It’s not something that you see everyday, but it’s something that made me smile when I did.
In a world of pink breast cancer awareness ribbons and Susan G. Komen Foundation ads, it’s refreshing to finally see a glimmer of light blue.
I was recently in a Vons supermarket (part of Safeway) and they are promoting prostate cancer awareness for the entire month of June. The store had blue ribbons hanging over the cash registers; blue reusable grocery bags for sale (for $2.99 but $2.00 from each bag goes to the Prostate Cancer Foundation); a cash donation box; and a prompt on the credit/debit card swipe terminal asking if you would like to contribute to the Prostate Cancer Foundation.
Apparently the Safeway Foundation has been doing this since 2001 and has raised over $68 million for prostate cancer research. To be fair, they’ve also done this for breast cancer research and have raised over $108 million in the same period.
It’s both refreshing and encouraging to see a business take such a proactive and highly visible interest in combatting prostate cancer. You can read more about the Safeway Foundation here:
The Safeway Foundation
Prostate Cancer Foundation – Vons/Safeway Support
While I’m not in the business of endorsing commercial enterprises, I will tell you that, if given the choice between a Vons or Safeway and a Kroger, Ralph’s or Piggly-Wiggly, I’d be inclined to support the Safeway chains.
* * *
That whole discussion makes me think of how I can increase and awareness and provide support.

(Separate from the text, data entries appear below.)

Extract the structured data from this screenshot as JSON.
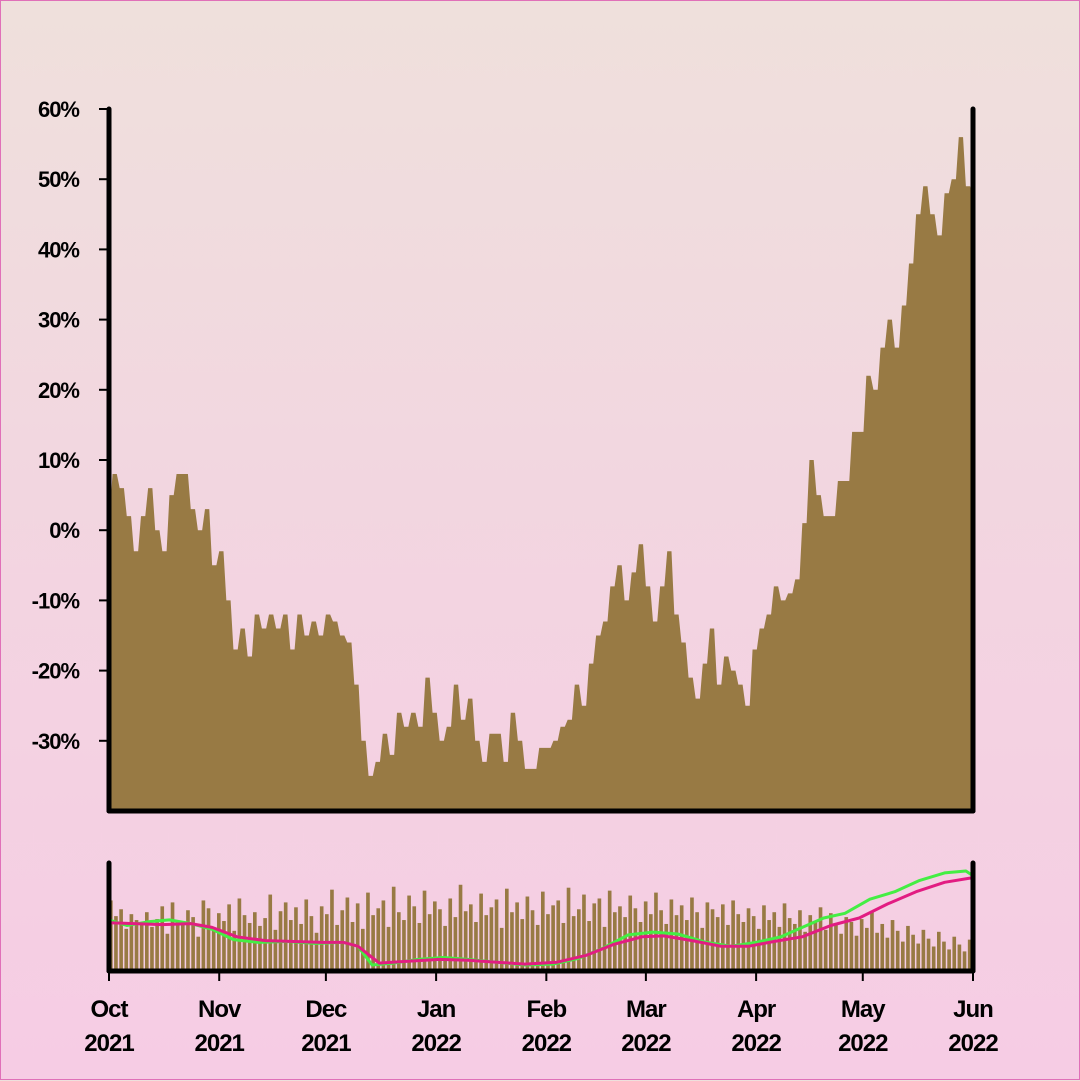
{
  "chart_data": [
    {
      "type": "area",
      "panel": "price",
      "color": "#987a44",
      "y_unit": "%",
      "ylim": [
        -40,
        60
      ],
      "y_ticks": [
        "60%",
        "50%",
        "40%",
        "30%",
        "20%",
        "10%",
        "0%",
        "-10%",
        "-20%",
        "-30%"
      ],
      "y_tick_values": [
        60,
        50,
        40,
        30,
        20,
        10,
        0,
        -10,
        -20,
        -30
      ],
      "xlim": [
        "2021-10-01",
        "2022-06-01"
      ],
      "x_ticks": [
        {
          "month": "Oct",
          "year": "2021",
          "date": "2021-10-01"
        },
        {
          "month": "Nov",
          "year": "2021",
          "date": "2021-11-01"
        },
        {
          "month": "Dec",
          "year": "2021",
          "date": "2021-12-01"
        },
        {
          "month": "Jan",
          "year": "2022",
          "date": "2022-01-01"
        },
        {
          "month": "Feb",
          "year": "2022",
          "date": "2022-02-01"
        },
        {
          "month": "Mar",
          "year": "2022",
          "date": "2022-03-01"
        },
        {
          "month": "Apr",
          "year": "2022",
          "date": "2022-04-01"
        },
        {
          "month": "May",
          "year": "2022",
          "date": "2022-05-01"
        },
        {
          "month": "Jun",
          "year": "2022",
          "date": "2022-06-01"
        }
      ],
      "points": [
        [
          "2021-10-01",
          5
        ],
        [
          "2021-10-02",
          8
        ],
        [
          "2021-10-04",
          6
        ],
        [
          "2021-10-06",
          2
        ],
        [
          "2021-10-08",
          -3
        ],
        [
          "2021-10-10",
          2
        ],
        [
          "2021-10-12",
          6
        ],
        [
          "2021-10-14",
          0
        ],
        [
          "2021-10-16",
          -3
        ],
        [
          "2021-10-18",
          5
        ],
        [
          "2021-10-20",
          8
        ],
        [
          "2021-10-22",
          8
        ],
        [
          "2021-10-24",
          3
        ],
        [
          "2021-10-26",
          0
        ],
        [
          "2021-10-28",
          3
        ],
        [
          "2021-10-30",
          -5
        ],
        [
          "2021-11-01",
          -3
        ],
        [
          "2021-11-03",
          -10
        ],
        [
          "2021-11-05",
          -17
        ],
        [
          "2021-11-07",
          -14
        ],
        [
          "2021-11-09",
          -18
        ],
        [
          "2021-11-11",
          -12
        ],
        [
          "2021-11-13",
          -14
        ],
        [
          "2021-11-15",
          -12
        ],
        [
          "2021-11-17",
          -14
        ],
        [
          "2021-11-19",
          -12
        ],
        [
          "2021-11-21",
          -17
        ],
        [
          "2021-11-23",
          -12
        ],
        [
          "2021-11-25",
          -15
        ],
        [
          "2021-11-27",
          -13
        ],
        [
          "2021-11-29",
          -15
        ],
        [
          "2021-12-01",
          -12
        ],
        [
          "2021-12-03",
          -13
        ],
        [
          "2021-12-05",
          -15
        ],
        [
          "2021-12-07",
          -16
        ],
        [
          "2021-12-09",
          -22
        ],
        [
          "2021-12-11",
          -30
        ],
        [
          "2021-12-13",
          -35
        ],
        [
          "2021-12-15",
          -33
        ],
        [
          "2021-12-17",
          -29
        ],
        [
          "2021-12-19",
          -32
        ],
        [
          "2021-12-21",
          -26
        ],
        [
          "2021-12-23",
          -28
        ],
        [
          "2021-12-25",
          -26
        ],
        [
          "2021-12-27",
          -28
        ],
        [
          "2021-12-29",
          -21
        ],
        [
          "2021-12-31",
          -26
        ],
        [
          "2022-01-02",
          -30
        ],
        [
          "2022-01-04",
          -28
        ],
        [
          "2022-01-06",
          -22
        ],
        [
          "2022-01-08",
          -27
        ],
        [
          "2022-01-10",
          -24
        ],
        [
          "2022-01-12",
          -30
        ],
        [
          "2022-01-14",
          -33
        ],
        [
          "2022-01-16",
          -29
        ],
        [
          "2022-01-18",
          -29
        ],
        [
          "2022-01-20",
          -33
        ],
        [
          "2022-01-22",
          -26
        ],
        [
          "2022-01-24",
          -30
        ],
        [
          "2022-01-26",
          -34
        ],
        [
          "2022-01-28",
          -34
        ],
        [
          "2022-01-30",
          -31
        ],
        [
          "2022-02-01",
          -31
        ],
        [
          "2022-02-03",
          -30
        ],
        [
          "2022-02-05",
          -28
        ],
        [
          "2022-02-07",
          -27
        ],
        [
          "2022-02-09",
          -22
        ],
        [
          "2022-02-11",
          -25
        ],
        [
          "2022-02-13",
          -19
        ],
        [
          "2022-02-15",
          -15
        ],
        [
          "2022-02-17",
          -13
        ],
        [
          "2022-02-19",
          -8
        ],
        [
          "2022-02-21",
          -5
        ],
        [
          "2022-02-23",
          -10
        ],
        [
          "2022-02-25",
          -6
        ],
        [
          "2022-02-27",
          -2
        ],
        [
          "2022-03-01",
          -8
        ],
        [
          "2022-03-03",
          -13
        ],
        [
          "2022-03-05",
          -8
        ],
        [
          "2022-03-07",
          -3
        ],
        [
          "2022-03-09",
          -12
        ],
        [
          "2022-03-11",
          -16
        ],
        [
          "2022-03-13",
          -21
        ],
        [
          "2022-03-15",
          -24
        ],
        [
          "2022-03-17",
          -19
        ],
        [
          "2022-03-19",
          -14
        ],
        [
          "2022-03-21",
          -22
        ],
        [
          "2022-03-23",
          -18
        ],
        [
          "2022-03-25",
          -20
        ],
        [
          "2022-03-27",
          -22
        ],
        [
          "2022-03-29",
          -25
        ],
        [
          "2022-03-31",
          -17
        ],
        [
          "2022-04-02",
          -14
        ],
        [
          "2022-04-04",
          -12
        ],
        [
          "2022-04-06",
          -8
        ],
        [
          "2022-04-08",
          -10
        ],
        [
          "2022-04-10",
          -9
        ],
        [
          "2022-04-12",
          -7
        ],
        [
          "2022-04-14",
          1
        ],
        [
          "2022-04-16",
          10
        ],
        [
          "2022-04-18",
          5
        ],
        [
          "2022-04-20",
          2
        ],
        [
          "2022-04-22",
          2
        ],
        [
          "2022-04-24",
          7
        ],
        [
          "2022-04-26",
          7
        ],
        [
          "2022-04-28",
          14
        ],
        [
          "2022-04-30",
          14
        ],
        [
          "2022-05-02",
          22
        ],
        [
          "2022-05-04",
          20
        ],
        [
          "2022-05-06",
          26
        ],
        [
          "2022-05-08",
          30
        ],
        [
          "2022-05-10",
          26
        ],
        [
          "2022-05-12",
          32
        ],
        [
          "2022-05-14",
          38
        ],
        [
          "2022-05-16",
          45
        ],
        [
          "2022-05-18",
          49
        ],
        [
          "2022-05-20",
          45
        ],
        [
          "2022-05-22",
          42
        ],
        [
          "2022-05-24",
          48
        ],
        [
          "2022-05-26",
          50
        ],
        [
          "2022-05-28",
          56
        ],
        [
          "2022-05-30",
          49
        ],
        [
          "2022-06-01",
          47
        ]
      ]
    },
    {
      "type": "bar+line",
      "panel": "volume",
      "bar_color": "#987a44",
      "bar_values": [
        0.72,
        0.56,
        0.63,
        0.43,
        0.58,
        0.52,
        0.47,
        0.6,
        0.45,
        0.53,
        0.66,
        0.38,
        0.7,
        0.5,
        0.48,
        0.62,
        0.55,
        0.35,
        0.72,
        0.64,
        0.44,
        0.59,
        0.51,
        0.68,
        0.41,
        0.74,
        0.57,
        0.49,
        0.6,
        0.46,
        0.54,
        0.78,
        0.42,
        0.61,
        0.7,
        0.52,
        0.65,
        0.48,
        0.73,
        0.56,
        0.39,
        0.66,
        0.58,
        0.83,
        0.47,
        0.62,
        0.75,
        0.5,
        0.69,
        0.43,
        0.8,
        0.57,
        0.64,
        0.72,
        0.45,
        0.86,
        0.6,
        0.52,
        0.77,
        0.66,
        0.49,
        0.82,
        0.58,
        0.71,
        0.63,
        0.46,
        0.74,
        0.55,
        0.88,
        0.61,
        0.68,
        0.5,
        0.79,
        0.57,
        0.65,
        0.73,
        0.44,
        0.84,
        0.6,
        0.7,
        0.53,
        0.76,
        0.62,
        0.47,
        0.81,
        0.58,
        0.67,
        0.72,
        0.49,
        0.85,
        0.56,
        0.63,
        0.78,
        0.51,
        0.69,
        0.74,
        0.45,
        0.82,
        0.6,
        0.66,
        0.55,
        0.77,
        0.64,
        0.5,
        0.71,
        0.58,
        0.8,
        0.62,
        0.48,
        0.73,
        0.57,
        0.67,
        0.52,
        0.75,
        0.6,
        0.44,
        0.7,
        0.63,
        0.55,
        0.68,
        0.47,
        0.72,
        0.58,
        0.5,
        0.64,
        0.56,
        0.43,
        0.67,
        0.52,
        0.6,
        0.45,
        0.69,
        0.54,
        0.48,
        0.62,
        0.4,
        0.57,
        0.51,
        0.65,
        0.42,
        0.59,
        0.47,
        0.38,
        0.55,
        0.5,
        0.36,
        0.53,
        0.44,
        0.6,
        0.39,
        0.48,
        0.34,
        0.52,
        0.41,
        0.3,
        0.46,
        0.37,
        0.28,
        0.42,
        0.33,
        0.25,
        0.4,
        0.3,
        0.22,
        0.35,
        0.27,
        0.2,
        0.32
      ],
      "lines": [
        {
          "color": "#44ee44",
          "points": [
            [
              "2021-10-01",
              0.48
            ],
            [
              "2021-10-06",
              0.42
            ],
            [
              "2021-10-12",
              0.46
            ],
            [
              "2021-10-18",
              0.48
            ],
            [
              "2021-10-24",
              0.44
            ],
            [
              "2021-10-30",
              0.38
            ],
            [
              "2021-11-05",
              0.27
            ],
            [
              "2021-11-12",
              0.24
            ],
            [
              "2021-11-20",
              0.25
            ],
            [
              "2021-11-28",
              0.23
            ],
            [
              "2021-12-06",
              0.24
            ],
            [
              "2021-12-10",
              0.2
            ],
            [
              "2021-12-14",
              0.0
            ],
            [
              "2021-12-20",
              0.02
            ],
            [
              "2021-12-27",
              0.06
            ],
            [
              "2022-01-03",
              0.08
            ],
            [
              "2022-01-10",
              0.06
            ],
            [
              "2022-01-18",
              0.03
            ],
            [
              "2022-01-26",
              0.0
            ],
            [
              "2022-02-03",
              0.01
            ],
            [
              "2022-02-10",
              0.07
            ],
            [
              "2022-02-17",
              0.18
            ],
            [
              "2022-02-24",
              0.32
            ],
            [
              "2022-03-03",
              0.35
            ],
            [
              "2022-03-10",
              0.33
            ],
            [
              "2022-03-18",
              0.24
            ],
            [
              "2022-03-25",
              0.2
            ],
            [
              "2022-04-01",
              0.24
            ],
            [
              "2022-04-08",
              0.3
            ],
            [
              "2022-04-14",
              0.4
            ],
            [
              "2022-04-20",
              0.5
            ],
            [
              "2022-04-26",
              0.55
            ],
            [
              "2022-05-03",
              0.7
            ],
            [
              "2022-05-10",
              0.78
            ],
            [
              "2022-05-17",
              0.9
            ],
            [
              "2022-05-24",
              0.98
            ],
            [
              "2022-05-30",
              1.0
            ],
            [
              "2022-06-01",
              0.95
            ]
          ]
        },
        {
          "color": "#e21c82",
          "points": [
            [
              "2021-10-01",
              0.45
            ],
            [
              "2021-10-08",
              0.44
            ],
            [
              "2021-10-16",
              0.43
            ],
            [
              "2021-10-24",
              0.44
            ],
            [
              "2021-10-30",
              0.4
            ],
            [
              "2021-11-06",
              0.3
            ],
            [
              "2021-11-14",
              0.26
            ],
            [
              "2021-11-22",
              0.25
            ],
            [
              "2021-11-30",
              0.24
            ],
            [
              "2021-12-06",
              0.24
            ],
            [
              "2021-12-10",
              0.2
            ],
            [
              "2021-12-16",
              0.02
            ],
            [
              "2021-12-24",
              0.04
            ],
            [
              "2022-01-02",
              0.06
            ],
            [
              "2022-01-10",
              0.05
            ],
            [
              "2022-01-18",
              0.03
            ],
            [
              "2022-01-26",
              0.01
            ],
            [
              "2022-02-04",
              0.03
            ],
            [
              "2022-02-12",
              0.1
            ],
            [
              "2022-02-20",
              0.22
            ],
            [
              "2022-02-28",
              0.3
            ],
            [
              "2022-03-06",
              0.31
            ],
            [
              "2022-03-14",
              0.26
            ],
            [
              "2022-03-22",
              0.2
            ],
            [
              "2022-03-30",
              0.2
            ],
            [
              "2022-04-06",
              0.25
            ],
            [
              "2022-04-14",
              0.3
            ],
            [
              "2022-04-22",
              0.42
            ],
            [
              "2022-04-30",
              0.5
            ],
            [
              "2022-05-08",
              0.65
            ],
            [
              "2022-05-16",
              0.78
            ],
            [
              "2022-05-24",
              0.88
            ],
            [
              "2022-06-01",
              0.93
            ]
          ]
        }
      ]
    }
  ]
}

The American Cancer Society’s Relay for Life might be one way, but that’s rather broad in focus, and I think that there should be a more acute focus on prostate cancer awareness. This is particularly true in light of the recent United States Preventative Services Task Force recommendation to do away with routine PSA screening.

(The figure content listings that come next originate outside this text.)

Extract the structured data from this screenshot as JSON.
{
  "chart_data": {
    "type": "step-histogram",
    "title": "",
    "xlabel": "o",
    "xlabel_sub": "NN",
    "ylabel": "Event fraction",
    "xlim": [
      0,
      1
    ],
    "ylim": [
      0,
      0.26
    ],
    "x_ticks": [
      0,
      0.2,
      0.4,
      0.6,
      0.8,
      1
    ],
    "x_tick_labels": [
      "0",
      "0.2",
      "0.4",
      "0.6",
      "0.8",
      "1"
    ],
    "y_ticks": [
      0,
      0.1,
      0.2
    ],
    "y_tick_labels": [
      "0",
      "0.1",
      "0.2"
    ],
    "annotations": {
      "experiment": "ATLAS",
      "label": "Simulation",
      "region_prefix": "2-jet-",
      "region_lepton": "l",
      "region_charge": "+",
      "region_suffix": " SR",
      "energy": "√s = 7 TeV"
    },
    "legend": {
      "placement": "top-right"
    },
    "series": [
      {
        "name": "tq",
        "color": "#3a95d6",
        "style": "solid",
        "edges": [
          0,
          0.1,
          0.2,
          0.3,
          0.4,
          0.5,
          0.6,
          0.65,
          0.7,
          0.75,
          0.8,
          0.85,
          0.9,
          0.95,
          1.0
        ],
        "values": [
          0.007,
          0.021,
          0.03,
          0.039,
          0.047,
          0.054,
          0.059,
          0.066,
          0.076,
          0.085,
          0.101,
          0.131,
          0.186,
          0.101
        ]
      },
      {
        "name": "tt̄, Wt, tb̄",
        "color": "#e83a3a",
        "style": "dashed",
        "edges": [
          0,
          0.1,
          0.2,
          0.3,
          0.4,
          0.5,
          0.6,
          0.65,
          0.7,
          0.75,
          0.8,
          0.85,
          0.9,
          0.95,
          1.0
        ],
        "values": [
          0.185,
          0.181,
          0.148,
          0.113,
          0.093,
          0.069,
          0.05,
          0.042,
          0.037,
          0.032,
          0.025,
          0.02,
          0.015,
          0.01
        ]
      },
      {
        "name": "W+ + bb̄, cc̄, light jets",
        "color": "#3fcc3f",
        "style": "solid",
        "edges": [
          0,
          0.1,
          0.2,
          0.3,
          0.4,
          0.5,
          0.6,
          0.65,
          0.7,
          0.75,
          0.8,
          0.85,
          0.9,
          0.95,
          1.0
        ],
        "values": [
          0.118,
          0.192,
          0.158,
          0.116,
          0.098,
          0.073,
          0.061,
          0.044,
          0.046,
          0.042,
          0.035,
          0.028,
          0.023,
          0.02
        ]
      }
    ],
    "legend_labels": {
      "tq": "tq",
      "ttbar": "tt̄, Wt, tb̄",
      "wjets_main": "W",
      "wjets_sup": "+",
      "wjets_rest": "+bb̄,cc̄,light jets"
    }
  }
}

While I can see points on both sides of the argument, the recommendation only served to further confuse an already extremely confusing situation for men. My fear is that it will cause men to just ignore the subject altogether out of pure frustration.

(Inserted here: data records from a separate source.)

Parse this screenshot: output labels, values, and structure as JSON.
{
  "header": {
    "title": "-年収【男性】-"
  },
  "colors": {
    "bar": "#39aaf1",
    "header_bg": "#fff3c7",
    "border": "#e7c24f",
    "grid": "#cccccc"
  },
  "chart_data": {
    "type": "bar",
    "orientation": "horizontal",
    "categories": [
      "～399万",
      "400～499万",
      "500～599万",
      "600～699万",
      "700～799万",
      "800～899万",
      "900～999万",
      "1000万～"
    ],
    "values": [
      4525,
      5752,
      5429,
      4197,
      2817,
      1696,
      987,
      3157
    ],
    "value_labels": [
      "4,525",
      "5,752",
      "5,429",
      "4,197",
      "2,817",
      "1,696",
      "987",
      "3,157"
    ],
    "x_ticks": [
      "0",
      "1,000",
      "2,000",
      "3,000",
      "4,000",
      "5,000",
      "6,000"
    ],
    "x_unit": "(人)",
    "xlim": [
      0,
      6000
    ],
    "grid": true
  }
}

To say that the PSA test is harmful is misleading. It’s what you do with the results of the PSA test that can lead to “harm.” And “harm” is defined by each individual’s perspective, not a bunch of statistics or a task force.
What needs to happen is that awareness needs to be increased and men need to be thoroughly educated about prostate cancer and its different forms and complexities; about the treatment options available; and to have very blunt and real conversations with their urologists about the risks, side effects, and benefits of each option.
* * *
Finally, the blog reader that I mentioned last month made it through his radical prostatectomy just fine and is recovering with some days better than others, as expected.